Gerald's Game

Gerald's Game (1992) is a novel by Stephen King. The story begins with Jessie Burlingame and her husband Gerald in the bedroom of their solitary cabin in western Maine, where they have gone for an off-beat romantic weekend. Gerald, who is a lawyer with an aggressive personality, has been able to re-invigorate the couple's sex life by fastening Jessie to the bed with handcuffs. Jessie has been into the game before, but suddenly she balks at the idea and things go from bad to worse in a very short span of time. As Gerald starts to crawl on top of Jessie pretending her protests are fake, she kicks him hard in the crotch which causes him to go into shock and then cardiac arrest. If there was any chance of him being okay, it ends when he falls off the bed and splits his head open on the floor. Jessie is alone in the cabin and unable to move or summon help. There is nothing to do but see if anyone shows up. The only thing that does show up is a stray dog that gnaws a bit on Gerald, the disembodied voices of some of Jessie's old friends that start to discuss an event in her childhood (which is later revealed to be a molestation by her father)...and an unpleasant, deformed apparition that may or may not be real; Jessie begins to think of this bizarre visitor as The Space Cowboy (after a line from a Steve Miller song, "The Joker").

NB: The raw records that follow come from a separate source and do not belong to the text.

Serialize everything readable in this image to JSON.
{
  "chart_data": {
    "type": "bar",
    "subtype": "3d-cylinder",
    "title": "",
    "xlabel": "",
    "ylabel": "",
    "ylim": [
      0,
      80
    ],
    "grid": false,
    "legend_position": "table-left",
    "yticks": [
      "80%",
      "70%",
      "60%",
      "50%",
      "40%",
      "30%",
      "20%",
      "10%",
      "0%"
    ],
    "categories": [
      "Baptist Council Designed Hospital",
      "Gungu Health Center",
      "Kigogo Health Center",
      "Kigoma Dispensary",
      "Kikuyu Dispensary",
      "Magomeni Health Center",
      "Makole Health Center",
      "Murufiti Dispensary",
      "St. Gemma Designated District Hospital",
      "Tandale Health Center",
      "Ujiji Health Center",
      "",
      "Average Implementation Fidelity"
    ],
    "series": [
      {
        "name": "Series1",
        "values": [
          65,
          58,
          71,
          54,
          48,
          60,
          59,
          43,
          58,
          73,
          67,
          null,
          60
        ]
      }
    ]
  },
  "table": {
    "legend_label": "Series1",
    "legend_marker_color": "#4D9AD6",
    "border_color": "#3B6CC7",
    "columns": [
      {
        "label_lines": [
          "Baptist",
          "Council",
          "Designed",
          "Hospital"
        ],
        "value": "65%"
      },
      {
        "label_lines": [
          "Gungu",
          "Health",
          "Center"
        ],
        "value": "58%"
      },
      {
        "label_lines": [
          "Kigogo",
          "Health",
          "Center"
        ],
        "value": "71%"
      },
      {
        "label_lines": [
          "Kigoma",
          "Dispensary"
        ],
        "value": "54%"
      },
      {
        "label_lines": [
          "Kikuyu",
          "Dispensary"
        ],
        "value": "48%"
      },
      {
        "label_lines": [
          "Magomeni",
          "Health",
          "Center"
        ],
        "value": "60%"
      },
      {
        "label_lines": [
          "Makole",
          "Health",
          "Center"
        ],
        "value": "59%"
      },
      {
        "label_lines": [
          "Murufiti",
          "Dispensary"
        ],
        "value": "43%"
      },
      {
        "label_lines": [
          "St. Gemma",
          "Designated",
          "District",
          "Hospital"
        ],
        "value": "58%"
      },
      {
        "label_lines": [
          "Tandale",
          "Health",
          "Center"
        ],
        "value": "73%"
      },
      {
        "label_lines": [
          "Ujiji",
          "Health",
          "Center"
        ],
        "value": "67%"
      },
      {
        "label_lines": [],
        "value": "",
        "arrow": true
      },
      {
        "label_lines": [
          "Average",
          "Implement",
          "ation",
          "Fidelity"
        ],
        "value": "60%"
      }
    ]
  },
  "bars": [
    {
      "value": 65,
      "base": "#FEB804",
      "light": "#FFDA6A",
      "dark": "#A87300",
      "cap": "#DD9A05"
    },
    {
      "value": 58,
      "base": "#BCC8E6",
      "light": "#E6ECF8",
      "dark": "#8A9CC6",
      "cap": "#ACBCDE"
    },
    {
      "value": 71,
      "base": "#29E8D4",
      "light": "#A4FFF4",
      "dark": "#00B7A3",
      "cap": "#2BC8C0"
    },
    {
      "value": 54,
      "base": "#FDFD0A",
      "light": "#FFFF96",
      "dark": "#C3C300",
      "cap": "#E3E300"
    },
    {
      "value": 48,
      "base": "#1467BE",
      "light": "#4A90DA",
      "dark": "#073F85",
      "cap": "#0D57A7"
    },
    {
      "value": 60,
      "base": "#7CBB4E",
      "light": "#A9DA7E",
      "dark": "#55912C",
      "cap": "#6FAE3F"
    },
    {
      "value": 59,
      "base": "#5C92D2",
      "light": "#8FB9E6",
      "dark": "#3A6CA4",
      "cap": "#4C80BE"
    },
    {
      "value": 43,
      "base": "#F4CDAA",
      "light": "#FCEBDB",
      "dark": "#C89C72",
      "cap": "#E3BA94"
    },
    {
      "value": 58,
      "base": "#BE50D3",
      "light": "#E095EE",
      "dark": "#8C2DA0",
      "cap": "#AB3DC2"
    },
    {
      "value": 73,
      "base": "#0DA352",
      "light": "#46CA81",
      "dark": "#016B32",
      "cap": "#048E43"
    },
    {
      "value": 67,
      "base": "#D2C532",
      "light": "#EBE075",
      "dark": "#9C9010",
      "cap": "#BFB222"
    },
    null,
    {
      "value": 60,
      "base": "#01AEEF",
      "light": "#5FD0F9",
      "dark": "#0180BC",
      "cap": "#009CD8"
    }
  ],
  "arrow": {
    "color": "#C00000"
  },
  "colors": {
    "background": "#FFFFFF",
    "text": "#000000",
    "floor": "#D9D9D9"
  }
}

This internal dialogue is mixed with descriptions of Jessie's more and more desperate attempts to get out of the handcuffs. Finally she does escape after one of the voices in her head tells her that if she stays another night, The Space Cowboy will more than likely take a part of her to add to its trophy medical bag filled with jewelry and human bones. Jessie escapes by slicing her hand open all the way around on a broken glass and then using the blood and the medical procedure of "degloving" to escape. At the end, we get to read the letter that Jessie writes to one of the persons whose voice she has heard in her head. The only true supernatural event in the story occurs as described during one of Jessie's flashbacks, when, during a particularly stressful incident at the time of childhood, she has a waking dream. In King's subsequent novel Dolores Claiborne, it is revealed that the vision was actually a telepathic contact between the main characters of the two novels.